Przede wszystkim nastąpiły ograniczenia w codziennym życiu: wyłączono łączność, zamilkły telefony, a potem wprowadzono rozmowy kontrolowane i cenzurę korespondencji. Przejęto media, zamknięto granice i ustalono godzinę policyjną, czyli zakaz poruszania się po godz. 22 – na ulicach pojawiły się pojazdy oraz patrole wojskowe i milicyjne. Pierwsze dwa tygodnie po 13 grudnia 1981 r. upłynęły pod znakiem zbliżających się świąt, które odbyły się zgodnie z tradycją, ale w minorowych nastrojach.
Chłodna zima
Ponieważ internowano większość działaczy związkowych i liderów opozycji oraz zawieszono bezterminowo funkcjonowanie wszelkich organizacji i stowarzyszeń, życie polityczne zeszło do głębokiego podziemia. Sytuacja była napięta, ale rygory stanu wojennego wymusiły spokój i adaptację społeczeństwa do życia w nowych warunkach, co sprowadzało się do codziennej walki o byt. Stopniowo ustawały protesty i strajki. Przejęcie nadzoru nad gminami przez komisarzy wojskowych nie poprawiło zaopatrzenia sklepów. Zima była mroźna i śnieżna, reglamentowano węgiel, a kolejki przed sklepami wydłużały się, ponieważ przy braku podstawowych artykułów system kartkowy był niewydolny. Uczniowie wrócili do szkół po feriach pod koniec stycznia, studenci też mieli miesiąc przerwy. Normalnie działały fabryki – osoby pracujące w nocy posługiwały się przepustkami. Wstrzymano na krótko druk łódzkich gazet – wychodził jedynie ocenzurowany partyjny „Głos Robotniczy”. Zweryfikowano część dziennikarzy, niektórzy musieli porzucić pracę.
Granice wytrzymałości
Sporą rzeszę Polaków, w tym łodzian, stan wojenny zastał za granicą. Pierwsze doniesienia z kraju były alarmujące, ale nie można było już – z uwagi na zamknięte granice – wrócić do domu ani skontaktować się z bliskimi. Nie można było też wyjechać, a wielu chciało uciec z kraju. Świat zareagował na sytuację w Polsce, ale informacje były skąpe z uwagi na wszechobecną cenzurę. Widać było jednak międzynarodową solidarność, bo zaczęły napływać do nas rozmaite dary i pomoc rzeczowa z Europy i USA. Paczki wysyłały masowo środowiska polonijne oraz tysiące anonimowych obywateli państw zachodnich. W paczkach znajdowano zazwyczaj odzież, trwałe artykuły spożywcze, słodycze, leki, podstawowe kosmetyki, proszki do prania, a nawet… świece. Główna dystrybucja darów odbywała się za pośrednictwem kościołów, gdzie – podobnie jak przed sklepami – ustawiały się kolejki.
Duchowe wsparcie
Wobec zmagań z codziennymi problemami materialnymi i brakiem nadziei na lepsze jutro ważne stało się oparcie duchowe. W tym dziele najważniejszą rolę w Łodzi pełniły Duszpasterstwo Środowisk Twórczych oraz Ludzi Pracy, a także działalność ojca Stefana Miecznikowskiego, kapelana łódzkiej Solidarności po wydarzeniach sierpnia 1980 r. Warto przypomnieć tego zasłużonego Honorowego Obywatela Miasta Łodzi.

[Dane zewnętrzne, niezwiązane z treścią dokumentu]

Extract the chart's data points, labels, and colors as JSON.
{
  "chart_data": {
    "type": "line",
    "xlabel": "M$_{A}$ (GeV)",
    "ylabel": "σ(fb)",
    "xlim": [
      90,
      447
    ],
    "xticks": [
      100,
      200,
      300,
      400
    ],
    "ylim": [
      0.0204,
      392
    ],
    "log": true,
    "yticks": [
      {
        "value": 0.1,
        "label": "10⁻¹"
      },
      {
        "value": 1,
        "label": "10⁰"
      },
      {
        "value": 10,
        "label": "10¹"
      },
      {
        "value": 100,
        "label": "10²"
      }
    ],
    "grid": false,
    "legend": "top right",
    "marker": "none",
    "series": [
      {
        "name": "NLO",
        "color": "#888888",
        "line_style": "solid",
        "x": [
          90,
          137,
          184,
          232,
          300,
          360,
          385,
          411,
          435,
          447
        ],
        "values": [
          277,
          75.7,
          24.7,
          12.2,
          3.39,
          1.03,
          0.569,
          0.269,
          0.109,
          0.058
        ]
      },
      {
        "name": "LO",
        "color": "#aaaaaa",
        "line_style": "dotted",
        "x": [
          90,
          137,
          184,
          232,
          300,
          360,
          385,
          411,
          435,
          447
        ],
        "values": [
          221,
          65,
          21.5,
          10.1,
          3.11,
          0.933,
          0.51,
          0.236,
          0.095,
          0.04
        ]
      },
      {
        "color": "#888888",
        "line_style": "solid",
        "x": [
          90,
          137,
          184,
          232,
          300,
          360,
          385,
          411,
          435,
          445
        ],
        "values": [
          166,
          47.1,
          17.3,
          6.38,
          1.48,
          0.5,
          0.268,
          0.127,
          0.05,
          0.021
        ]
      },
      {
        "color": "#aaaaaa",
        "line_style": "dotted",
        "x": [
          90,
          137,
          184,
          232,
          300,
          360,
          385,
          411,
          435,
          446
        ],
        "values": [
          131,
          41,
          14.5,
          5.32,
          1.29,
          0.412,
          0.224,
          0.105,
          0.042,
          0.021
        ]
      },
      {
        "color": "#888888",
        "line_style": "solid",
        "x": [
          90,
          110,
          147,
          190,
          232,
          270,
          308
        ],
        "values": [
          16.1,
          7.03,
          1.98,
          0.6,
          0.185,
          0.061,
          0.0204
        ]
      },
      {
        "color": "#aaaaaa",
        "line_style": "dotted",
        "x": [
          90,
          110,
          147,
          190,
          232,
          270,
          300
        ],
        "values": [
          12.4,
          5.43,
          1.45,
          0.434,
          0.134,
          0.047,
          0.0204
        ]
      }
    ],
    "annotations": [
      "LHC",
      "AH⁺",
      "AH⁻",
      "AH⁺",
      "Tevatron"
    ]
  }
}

Stefan Miecznikowski urodził się 25 sierpnia 1921 r. w Warszawie. Był jezuitą, kapłanem, harcerzem, duszpasterzem rodzin, młodzieży akademickiej i więźniów, nazywanym przez łodzian „sumieniem miasta”. Od 1967 r. działał w Łodzi jako duszpasterz akademicki i szybko zdobył serca młodzieży. Po ośmioletnim pobycie w Kaliszu wrócił do Łodzi w 1978 r. gdzie ponownie powierzono mu duszpasterstwo akademickie oraz wsparcie rodzin. Z opozycją demokratyczną był związany od 1970 r., po ogłoszeniu stanu wojennego pełnił posługę kapłańską w więzieniach dla internowanych i organizował pomoc dla rodzin opozycjonistów. Pomimo stałej obserwacji SB nie przerywał jednak pracy. Kościół oo. jezuitów przy ul. Sienkiewicza, gdzie głosił kazania, stał się w latach 80. oazą wolnego słowa. W 1989 r. Stefan Miecznikowski został przeniesiony na Wybrzeże i opuścił Łódź, do której wrócił po kilku latach. Zmarł 27 grudnia 2004 r. w Gdyni, ale zgodnie ze swoją wolą spoczął w kwaterze ojców jezuitów na cmentarzu Doły.